Backed by civil rights groups, religious organizations and some trade associations, the proposed law would cap annual rates at around 38% for loans between $2,500 and $10,000.

The bill comes as legislators across the country seek to reign in a storefront lending industry critics accuse of preying on low-income consumers in need of cash and trapping them under mounds of debt for years.

But even as the bill advanced, some California lawmakers expressed concern that it will limit choices for consumers with bad credit or little access to banks and other financial products. And the lending industry, which wields significant influence in legislatures as well as in Washington, has launched an advertising campaign in California attacking the bill as it heads to the state Senate, where observers expect a tougher fight.

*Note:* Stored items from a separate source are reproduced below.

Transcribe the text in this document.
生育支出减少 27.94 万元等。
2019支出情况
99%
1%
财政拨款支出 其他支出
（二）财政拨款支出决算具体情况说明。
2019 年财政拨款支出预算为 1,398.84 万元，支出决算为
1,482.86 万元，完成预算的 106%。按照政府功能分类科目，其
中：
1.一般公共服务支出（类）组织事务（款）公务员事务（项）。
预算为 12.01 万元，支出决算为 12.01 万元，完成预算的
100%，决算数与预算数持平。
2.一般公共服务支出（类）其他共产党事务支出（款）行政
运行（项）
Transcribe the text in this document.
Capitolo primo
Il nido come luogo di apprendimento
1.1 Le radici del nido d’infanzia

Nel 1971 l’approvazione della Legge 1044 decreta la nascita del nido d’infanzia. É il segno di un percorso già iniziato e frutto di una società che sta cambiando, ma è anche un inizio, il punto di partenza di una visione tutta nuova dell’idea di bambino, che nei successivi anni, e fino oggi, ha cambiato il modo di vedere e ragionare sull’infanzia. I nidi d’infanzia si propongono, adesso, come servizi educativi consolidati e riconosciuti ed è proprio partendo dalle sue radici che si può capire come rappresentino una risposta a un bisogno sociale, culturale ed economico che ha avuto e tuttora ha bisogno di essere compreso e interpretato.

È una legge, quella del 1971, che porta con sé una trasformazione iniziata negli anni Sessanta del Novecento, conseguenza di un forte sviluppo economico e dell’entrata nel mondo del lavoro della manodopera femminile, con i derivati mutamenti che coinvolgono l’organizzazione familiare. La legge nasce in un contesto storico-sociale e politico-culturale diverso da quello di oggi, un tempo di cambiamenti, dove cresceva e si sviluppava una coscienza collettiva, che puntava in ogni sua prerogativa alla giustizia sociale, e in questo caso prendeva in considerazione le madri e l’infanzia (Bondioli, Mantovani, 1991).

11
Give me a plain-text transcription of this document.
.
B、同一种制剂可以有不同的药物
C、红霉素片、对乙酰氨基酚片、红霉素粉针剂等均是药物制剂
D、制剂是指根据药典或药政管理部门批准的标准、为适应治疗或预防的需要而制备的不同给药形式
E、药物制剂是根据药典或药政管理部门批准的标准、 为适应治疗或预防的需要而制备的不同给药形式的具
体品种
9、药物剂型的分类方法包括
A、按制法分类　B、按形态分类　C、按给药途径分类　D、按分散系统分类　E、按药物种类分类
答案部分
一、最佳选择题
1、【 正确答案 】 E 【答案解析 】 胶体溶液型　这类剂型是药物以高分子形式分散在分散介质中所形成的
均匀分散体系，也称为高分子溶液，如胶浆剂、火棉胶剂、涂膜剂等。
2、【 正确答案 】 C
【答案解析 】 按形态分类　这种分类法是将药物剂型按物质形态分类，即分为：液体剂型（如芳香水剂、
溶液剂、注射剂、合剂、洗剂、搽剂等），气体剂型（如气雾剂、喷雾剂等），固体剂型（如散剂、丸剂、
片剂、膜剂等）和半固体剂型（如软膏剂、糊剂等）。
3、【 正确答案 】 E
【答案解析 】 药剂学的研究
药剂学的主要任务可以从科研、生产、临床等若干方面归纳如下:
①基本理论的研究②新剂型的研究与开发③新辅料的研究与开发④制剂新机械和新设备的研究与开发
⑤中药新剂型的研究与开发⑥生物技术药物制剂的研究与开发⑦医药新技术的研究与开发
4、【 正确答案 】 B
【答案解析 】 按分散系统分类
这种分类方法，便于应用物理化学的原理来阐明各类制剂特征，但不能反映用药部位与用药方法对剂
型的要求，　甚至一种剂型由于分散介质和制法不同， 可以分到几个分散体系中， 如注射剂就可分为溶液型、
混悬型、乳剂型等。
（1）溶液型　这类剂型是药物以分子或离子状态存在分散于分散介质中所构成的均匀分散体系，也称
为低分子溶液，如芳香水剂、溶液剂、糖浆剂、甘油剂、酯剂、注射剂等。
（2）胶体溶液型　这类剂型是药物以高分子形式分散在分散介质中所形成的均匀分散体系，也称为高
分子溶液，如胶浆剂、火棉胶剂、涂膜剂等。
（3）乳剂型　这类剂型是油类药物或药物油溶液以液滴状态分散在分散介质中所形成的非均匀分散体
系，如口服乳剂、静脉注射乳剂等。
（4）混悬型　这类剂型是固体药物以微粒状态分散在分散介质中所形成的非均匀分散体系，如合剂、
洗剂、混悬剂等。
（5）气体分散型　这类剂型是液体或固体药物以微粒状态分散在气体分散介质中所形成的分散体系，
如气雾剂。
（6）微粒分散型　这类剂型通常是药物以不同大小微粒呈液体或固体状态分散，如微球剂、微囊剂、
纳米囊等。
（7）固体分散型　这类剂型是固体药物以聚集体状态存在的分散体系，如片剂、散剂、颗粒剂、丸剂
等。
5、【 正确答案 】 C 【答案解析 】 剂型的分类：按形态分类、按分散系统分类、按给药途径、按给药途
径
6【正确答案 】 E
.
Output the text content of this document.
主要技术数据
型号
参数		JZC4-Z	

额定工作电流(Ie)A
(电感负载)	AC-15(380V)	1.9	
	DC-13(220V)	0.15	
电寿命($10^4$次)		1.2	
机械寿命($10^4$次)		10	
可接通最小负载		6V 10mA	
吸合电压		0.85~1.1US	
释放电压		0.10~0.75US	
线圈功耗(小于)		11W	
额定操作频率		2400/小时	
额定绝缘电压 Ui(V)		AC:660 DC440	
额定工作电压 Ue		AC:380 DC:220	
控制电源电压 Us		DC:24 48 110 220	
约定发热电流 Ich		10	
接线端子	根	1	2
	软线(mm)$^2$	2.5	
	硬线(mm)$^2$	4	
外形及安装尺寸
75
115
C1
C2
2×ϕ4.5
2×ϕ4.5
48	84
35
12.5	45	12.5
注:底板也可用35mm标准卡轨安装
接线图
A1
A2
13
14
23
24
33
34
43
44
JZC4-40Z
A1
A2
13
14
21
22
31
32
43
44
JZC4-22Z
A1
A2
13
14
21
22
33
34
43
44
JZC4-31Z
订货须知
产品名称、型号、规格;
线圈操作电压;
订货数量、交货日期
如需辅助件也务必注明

Proponents of capping interest rates point to an explosion in high-interest consumer loans around the state over the last decade.

The state already caps interest rates on consumer loans under $2,500 but not for amounts over that threshold. In 2009, 8,468 loans for amounts between $2,500 and $10,000 came with interest rates over 100%, according to data from state regulators. Lenders now issue more than 350,000 loans each year with interest rates in the triple digits. A legislative analysis said at least one out of three borrowers is unable to pay their loans.

But proposals to cap interest rates in recent years have faltered at California's Legislature. Several lawmakers still expressed concern about the latest proposal, suggesting it could drive lenders out of the market, pushing consumers with low incomes toward unregulated lenders or cutting off their easy access to capital.

"Without these alternative financial service providers, those folks would have nowhere else to go," said Democratic Assemblywoman Sydney Kamlager-Dove of Los Angeles.

Assembly Speaker Anthony Rendon dismissed arguments the bill would ultimately harm low-income residents.

"Those are merely talking points of an industry that has repeatedly lied to members of this chamber," he said.

Casting the bill as a moral issue, the Democrat said the legislation can be considered as important as any other lawmakers will vote on this year in the country's most populous state.

The bill ended up passing with bipartisan support as one Republican legislator cited religious prohibitions on usury.

"I'm a free-market capitalist and I'm unashamed of it but we need to stand up and protect people who are being preyed upon," said Assemblyman Jordan Cunningham of San Luis Obispo.

The support of the financial industry this year, too, may also signal that the sector foresees a reckoning in the state or at least further political uncertainty if lawmakers do not approve limits for loans between $2,500 and $10,000.

The California Supreme Court cast a legal question mark last year over the lending industry's practices, deciding in one class action lawsuit that some interest rates can be so high as to be deemed unconscionable under financial laws.

Democratic Assemblywoman Monique Limon of Santa Barbara, the bill's author, also suggested that an interest rate cap could end up on the ballot if the Legislature does not act.

If passed, California would join 38 states and the District of Columbia in capping interest rates for these types of loans, according to a legislative analysis. The level proposed in California would be on the higher end.

Observers expect a bigger political fight when the bill heads to the state Senate, however.

Opponents of the bill have launched an advertising campaign aimed at stopping it.

The trade group Online Lenders Alliance has bought ads on Sacramento television stations, according to Federal Communication Commission filings.

A group calling itself Don't Lock Me Out California has also bought online ads attacking the bill.